Un contrat conclu en 2023

« Grande, en bonne santé, jeune, avec un bon emploi », « la seule chose qui m’inquiétait, c’était qu’elle était mère célibataire, mais j’ai fait abstraction de cela », indique Cindy Bi. En 2023, Rebecca tombe rapidement enceinte « du seul embryon masculin » de l’entrepreneuse. Un embryon « qu’elle avait congelé des années auparavant ».

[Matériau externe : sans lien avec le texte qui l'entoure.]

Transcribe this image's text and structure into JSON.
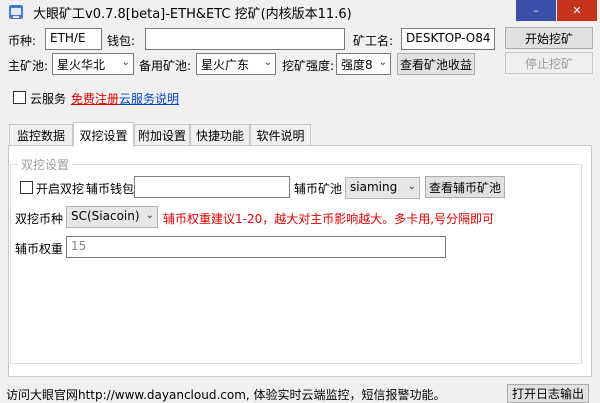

Enceinte de 29 semaines, la mère porteuse est admise à l’hôpital. Mais alors qu’elle est en train d’être examinée par les médecins, la commanditaire « bombarde son téléphone de questions et de suggestions, y compris un autre contrat à signer ». Elle l’accusera plus tard sur Facebook d’avoir changé d’assureur sans l’en informer.

Trouver un coupable

Le médecin constate que le cœur de l’enfant s’est arrêté. Affirmant avoir suivi les procédures standard il regrette : « ces choses arrivent parfois ». Mais pour Cindy Bi cette mortinaissance était « évitable à 100 %, à 1 000 % ». Alors elle engage un détective pour passer au peigne fin les derniers mois de Rebecca, avant de considérer que « de nombreux rapports sexuels non protégés » avec un « petit ami vivant avec elle dont l’identité n’a pas été révélée » étaient la cause de ce décès.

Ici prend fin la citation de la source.